The key hit the lock, rattling, against the worn mechanism. Leigh frowned. “I don’t know what Neiro plans to do with you. I told him what you told me, and he’s ordered me to take you to speak to him.”
“Neiro?”
“Yes.” She jerked the door open and ushered him out. “The people are going to stare at yo
u when they see you. They will be afraid. Don’t do anything to scare them more than they have already been frightened these past few months. If a riot starts, I may not be able to stop them from killing you.”
If the thought of having half the town gawk at him bothered Sairel, he did not show it as he moved out of the cell. “Evrik Niles is dead?”
“Yes. Walk, Sairel.”
“I’m not surprised. He never understood. Worms on the end of hooks rarely realize they’re just bait. Pity, really.” He drummed a beat atop his head, mussing the straw-blond hair. “Do you know this will be the first time I’ve been out in the sun for almost two years? And before that I spent a decade in the Junk.” He took a deep breath. “I hope Neiro’s come to his senses, or he may end up like Evrik Niles soon. Almost did, I suppose.”
“Stand against the wall and wait for me to open the outside door. If you move your hands I’ll—”
“Yes, you’ll shoot me. I know. And you’d do it, too; you’ve a hard way about you.”
Garv had said the same thing to her not an hour ago, but Leigh didn’t feel like a hard-hearted person—she felt tired. “Follow orders and you won’t have to worry about being shot.”
Sairel slid toward the back wall, eyes fixed hungrily on the front room. Brilliant sunlight lanced the room as Leigh shouldered the door open. Just outside, people clustered together waiting, many with blood still on their boots. Hubert stood scowling at the forefront of the crowd.
“Why’re you taking that Enetic garbage out of there? What’s going on? You can’t just let him walk around, free; he’s a Cursor.” He pointed at Sairel. “I should put your head up on the wall in the Bin.”

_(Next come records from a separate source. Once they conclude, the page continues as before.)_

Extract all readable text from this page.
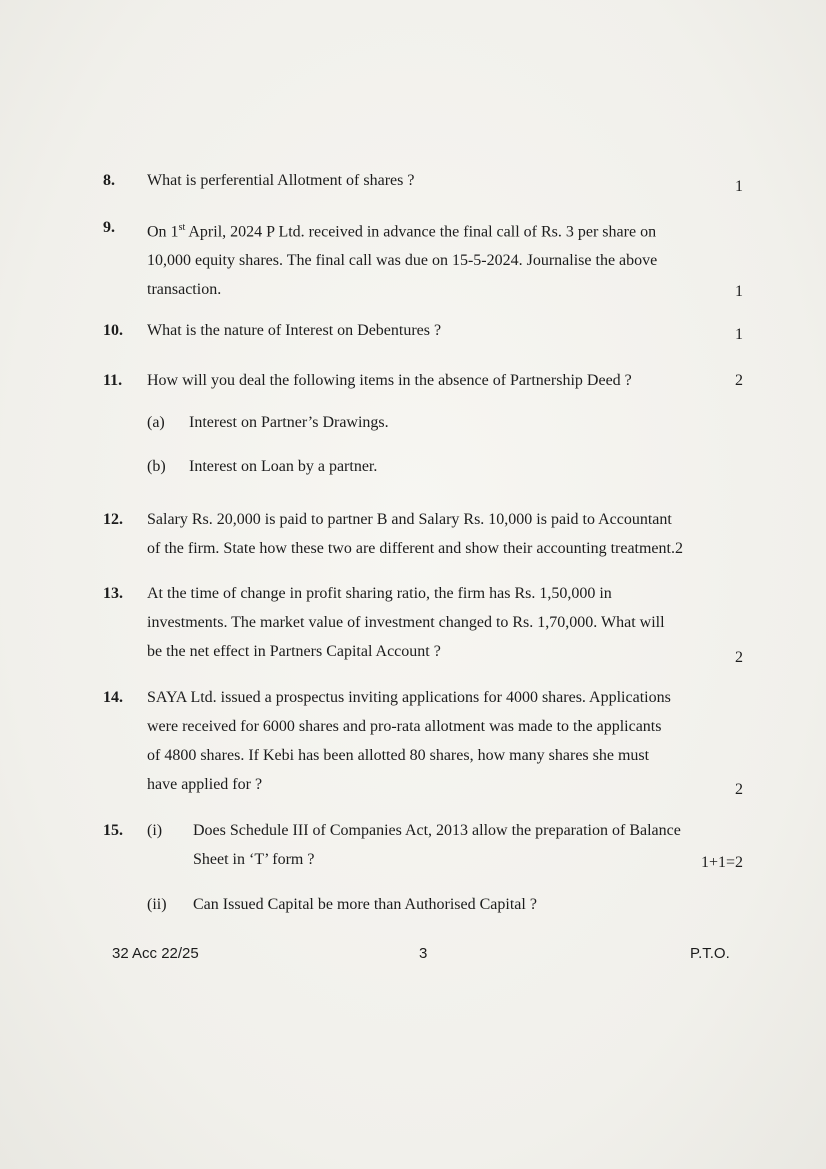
8. What is perferential Allotment of shares ?	1
9. On 1st April, 2024 P Ltd. received in advance the final call of Rs. 3 per share on
10,000 equity shares. The final call was due on 15-5-2024. Journalise the above
transaction.	1
10. What is the nature of Interest on Debentures ?	1
11. How will you deal the following items in the absence of Partnership Deed ?	2
(a) Interest on Partner’s Drawings.
(b) Interest on Loan by a partner.
12. Salary Rs. 20,000 is paid to partner B and Salary Rs. 10,000 is paid to Accountant
of the firm. State how these two are different and show their accounting treatment.2
13. At the time of change in profit sharing ratio, the firm has Rs. 1,50,000 in
investments. The market value of investment changed to Rs. 1,70,000. What will
be the net effect in Partners Capital Account ?	2
14. SAYA Ltd. issued a prospectus inviting applications for 4000 shares. Applications
were received for 6000 shares and pro-rata allotment was made to the applicants
of 4800 shares. If Kebi has been allotted 80 shares, how many shares she must
have applied for ?	2
15. (i) Does Schedule III of Companies Act, 2013 allow the preparation of Balance
Sheet in ‘T’ form ?	1+1=2
(ii) Can Issued Capital be more than Authorised Capital ?
32 Acc 22/25	3	P.T.O.
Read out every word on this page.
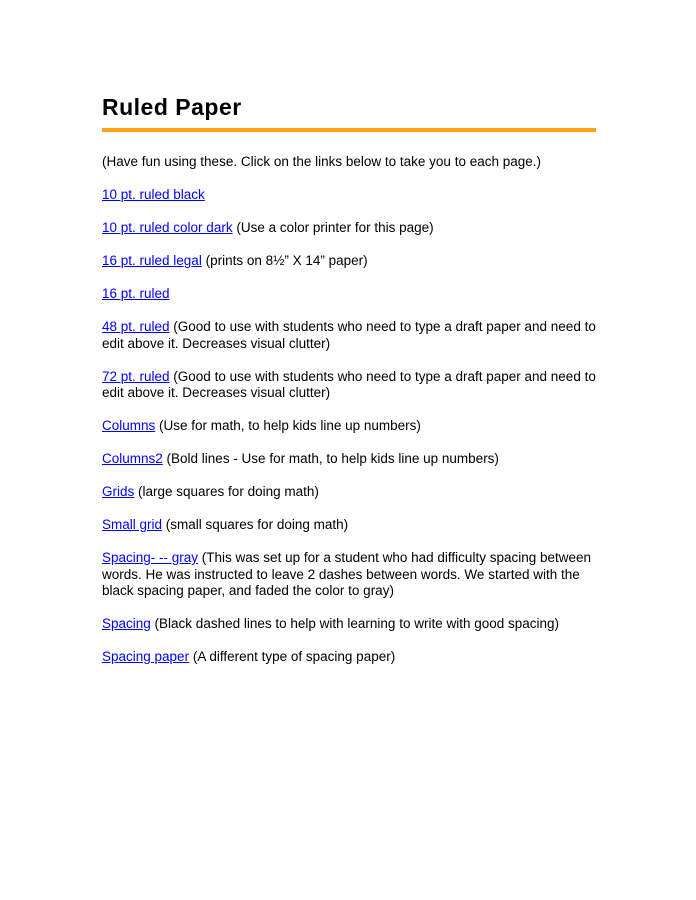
Ruled Paper

(Have fun using these. Click on the links below to take you to each page.)

10 pt. ruled black

10 pt. ruled color dark (Use a color printer for this page)

16 pt. ruled legal (prints on 8½” X 14” paper)

16 pt. ruled

48 pt. ruled (Good to use with students who need to type a draft paper and need to edit above it. Decreases visual clutter)

72 pt. ruled (Good to use with students who need to type a draft paper and need to edit above it. Decreases visual clutter)

Columns (Use for math, to help kids line up numbers)

Columns2 (Bold lines - Use for math, to help kids line up numbers)

Grids (large squares for doing math)

Small grid (small squares for doing math)

Spacing- -- gray (This was set up for a student who had difficulty spacing between words. He was instructed to leave 2 dashes between words. We started with the black spacing paper, and faded the color to gray)

Spacing (Black dashed lines to help with learning to write with good spacing)

Spacing paper (A different type of spacing paper)
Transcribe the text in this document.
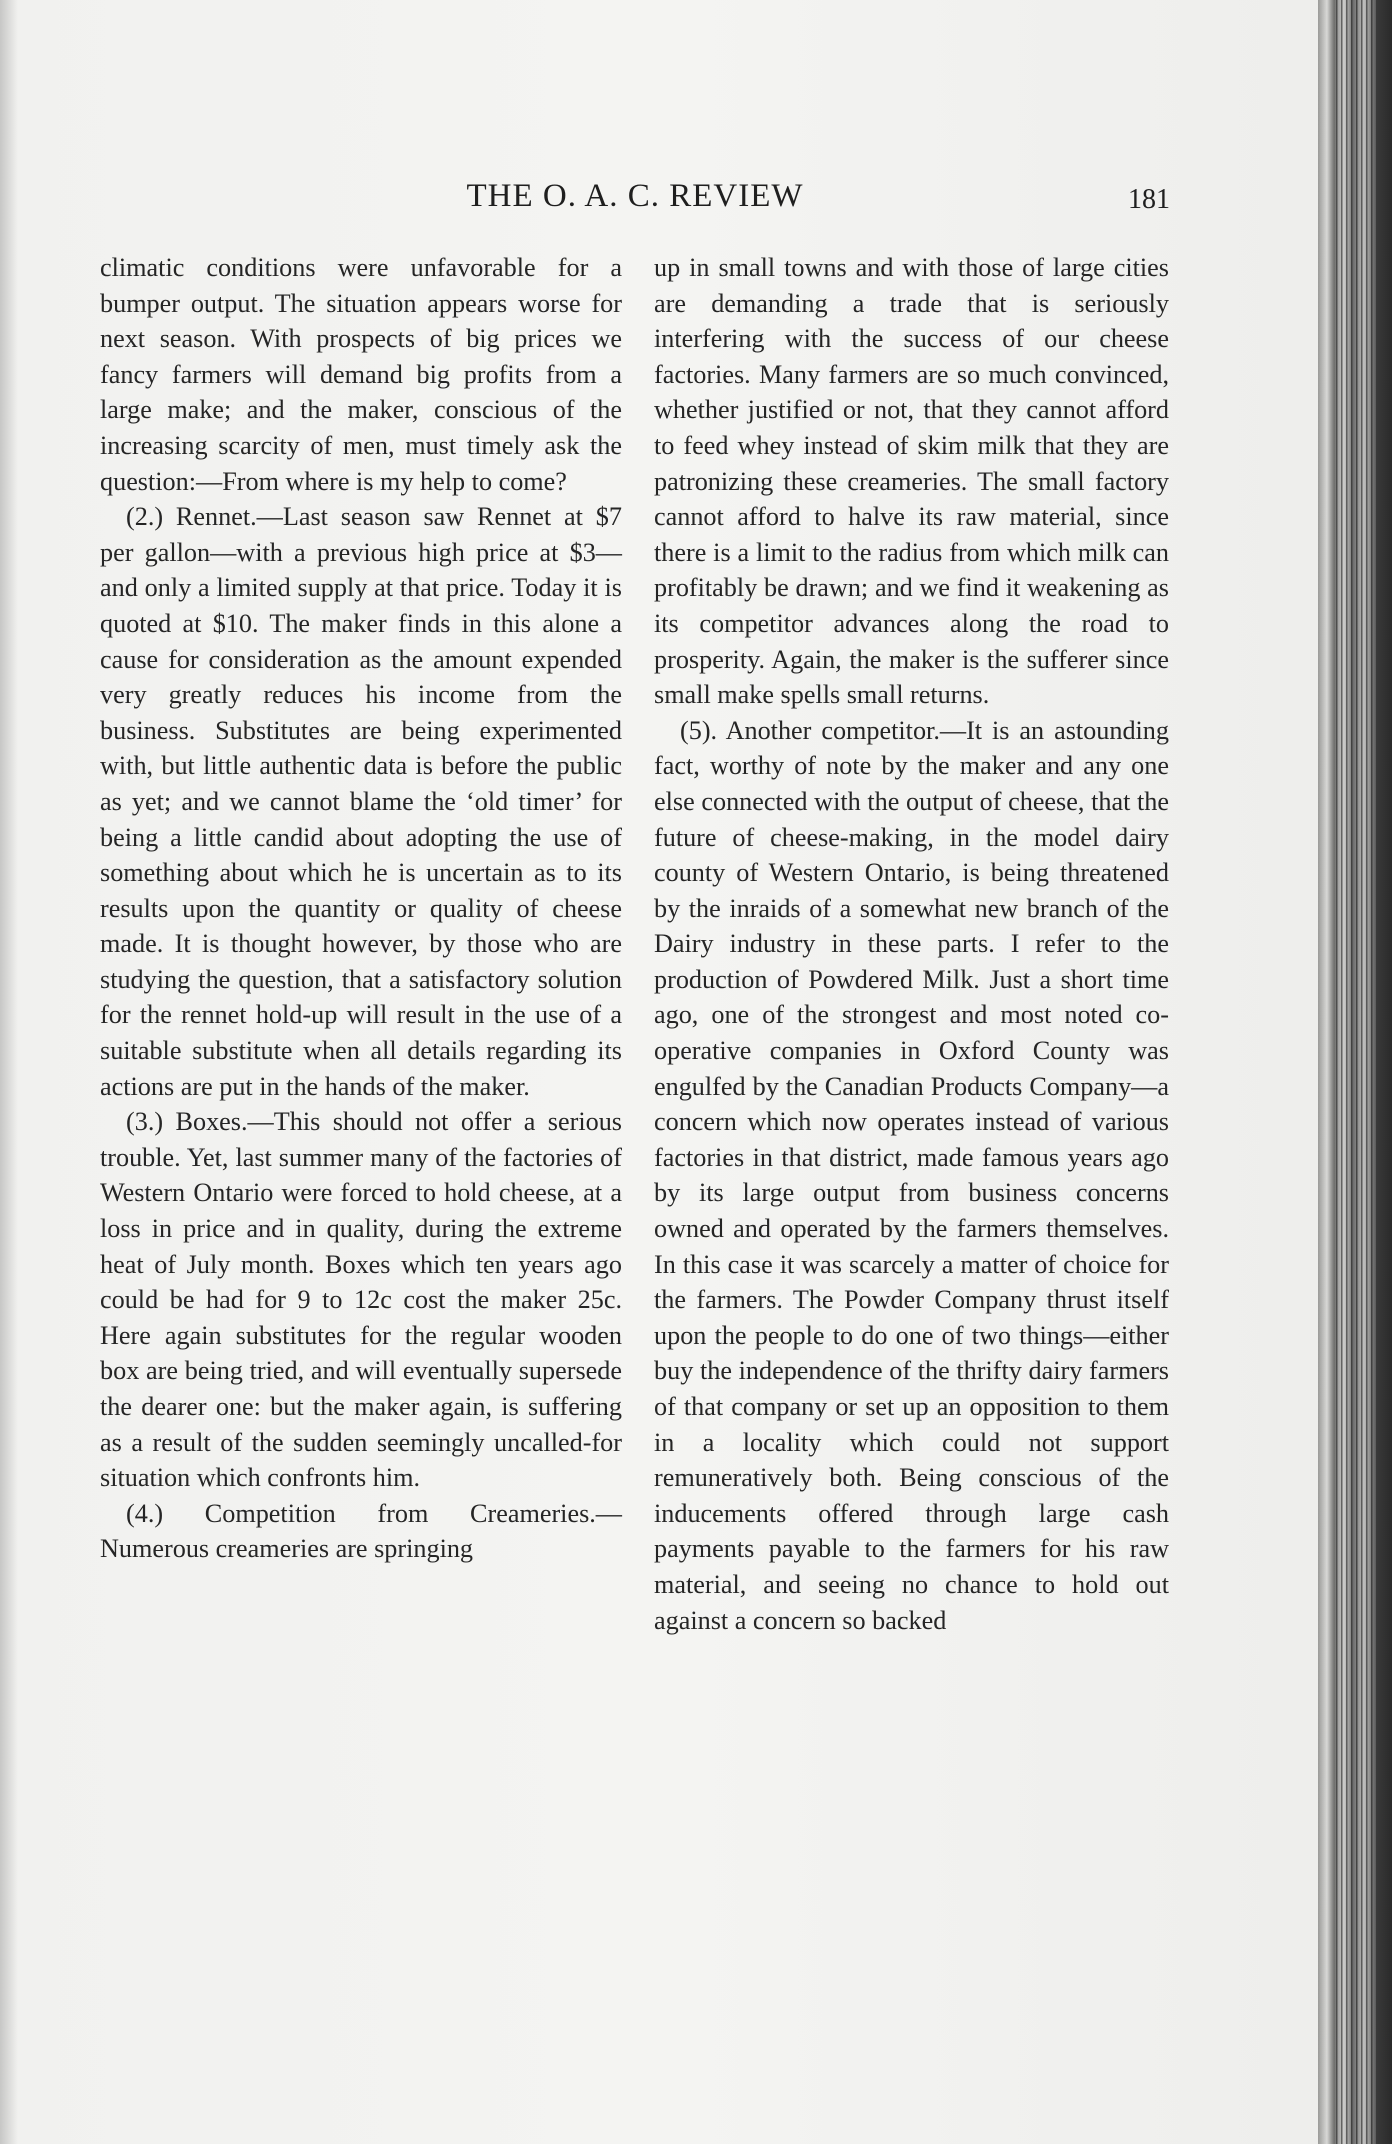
THE O. A. C. REVIEW	181

climatic conditions were unfavorable for a bumper output. The situation appears worse for next season. With prospects of big prices we fancy farmers will demand big profits from a large make; and the maker, conscious of the increasing scarcity of men, must timely ask the question:—From where is my help to come?

(2.) Rennet.—Last season saw Rennet at $7 per gallon—with a previous high price at $3— and only a limited supply at that price. Today it is quoted at $10. The maker finds in this alone a cause for consideration as the amount expended very greatly reduces his income from the business. Substitutes are being experimented with, but little authentic data is before the public as yet; and we cannot blame the ‘old timer’ for being a little candid about adopting the use of something about which he is uncertain as to its results upon the quantity or quality of cheese made. It is thought however, by those who are studying the question, that a satisfactory solution for the rennet hold-up will result in the use of a suitable substitute when all details regarding its actions are put in the hands of the maker.

(3.) Boxes.—This should not offer a serious trouble. Yet, last summer many of the factories of Western Ontario were forced to hold cheese, at a loss in price and in quality, during the extreme heat of July month. Boxes which ten years ago could be had for 9 to 12c cost the maker 25c. Here again substitutes for the regular wooden box are being tried, and will eventually supersede the dearer one: but the maker again, is suffering as a result of the sudden seemingly uncalled-for situation which confronts him.

(4.) Competition from Creameries.— Numerous creameries are springing

up in small towns and with those of large cities are demanding a trade that is seriously interfering with the success of our cheese factories. Many farmers are so much convinced, whether justified or not, that they cannot afford to feed whey instead of skim milk that they are patronizing these creameries. The small factory cannot afford to halve its raw material, since there is a limit to the radius from which milk can profitably be drawn; and we find it weakening as its competitor advances along the road to prosperity. Again, the maker is the sufferer since small make spells small returns.

(5). Another competitor.—It is an astounding fact, worthy of note by the maker and any one else connected with the output of cheese, that the future of cheese-making, in the model dairy county of Western Ontario, is being threatened by the inraids of a somewhat new branch of the Dairy industry in these parts. I refer to the production of Powdered Milk. Just a short time ago, one of the strongest and most noted co-operative companies in Oxford County was engulfed by the Canadian Products Company—a concern which now operates instead of various factories in that district, made famous years ago by its large output from business concerns owned and operated by the farmers themselves. In this case it was scarcely a matter of choice for the farmers. The Powder Company thrust itself upon the people to do one of two things—either buy the independence of the thrifty dairy farmers of that company or set up an opposition to them in a locality which could not support remuneratively both. Being conscious of the inducements offered through large cash payments payable to the farmers for his raw material, and seeing no chance to hold out against a concern so backed
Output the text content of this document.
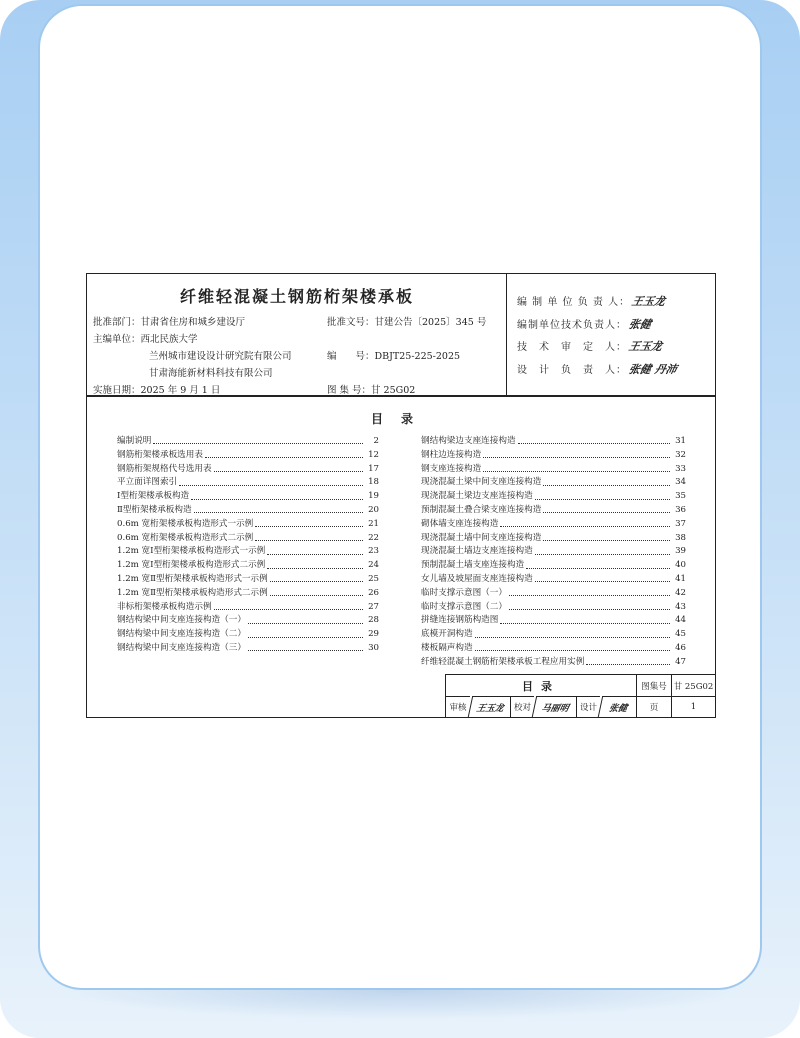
纤维轻混凝土钢筋桁架楼承板
批准部门：甘肃省住房和城乡建设厅	批准文号：甘建公告〔2025〕345 号
主编单位：西北民族大学
兰州城市建设设计研究院有限公司	编　　号：DBJT25-225-2025
甘肃海能新材料科技有限公司
实施日期：2025 年 9 月 1 日	图 集 号：甘 25G02
编 制 单 位 负 责 人：王玉龙
编制单位技术负责人：张健
技　术　审　定　人：王玉龙
设　计　负　责　人：张健 丹沛
目录
编制说明	2
钢筋桁架楼承板选用表	12
钢筋桁架规格代号选用表	17
平立面详图索引	18
Ⅰ型桁架楼承板构造	19
Ⅱ型桁架楼承板构造	20
0.6m 宽桁架楼承板构造形式一示例	21
0.6m 宽桁架楼承板构造形式二示例	22
1.2m 宽Ⅰ型桁架楼承板构造形式一示例	23
1.2m 宽Ⅰ型桁架楼承板构造形式二示例	24
1.2m 宽Ⅱ型桁架楼承板构造形式一示例	25
1.2m 宽Ⅱ型桁架楼承板构造形式二示例	26
非标桁架楼承板构造示例	27
钢结构梁中间支座连接构造（一）	28
钢结构梁中间支座连接构造（二）	29
钢结构梁中间支座连接构造（三）	30
钢结构梁边支座连接构造	31
钢柱边连接构造	32
钢支座连接构造	33
现浇混凝土梁中间支座连接构造	34
现浇混凝土梁边支座连接构造	35
预制混凝土叠合梁支座连接构造	36
砌体墙支座连接构造	37
现浇混凝土墙中间支座连接构造	38
现浇混凝土墙边支座连接构造	39
预制混凝土墙支座连接构造	40
女儿墙及坡屋面支座连接构造	41
临时支撑示意图（一）	42
临时支撑示意图（二）	43
拼缝连接钢筋构造图	44
底模开洞构造	45
楼板隔声构造	46
纤维轻混凝土钢筋桁架楼承板工程应用实例	47
目录	图集号 甘 25G02
审核 王玉龙	校对	马丽明	设计	张健	页	1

Leigh lifted her voice above the din. “No. Go back to your homes. I’m escorting the prisoner to Neiro. There will be an official announcement, tomorrow, when the real work of fixing Dogton will begin. Go home.”
Two or three of the townies did drift away, their shoulders hunched, expressions pinched with worry. Most stayed, watching as Sairel crossed into the sunlight. He cringed from the heat and shielded his face with a forearm, seeming unaware at the gawking and curses.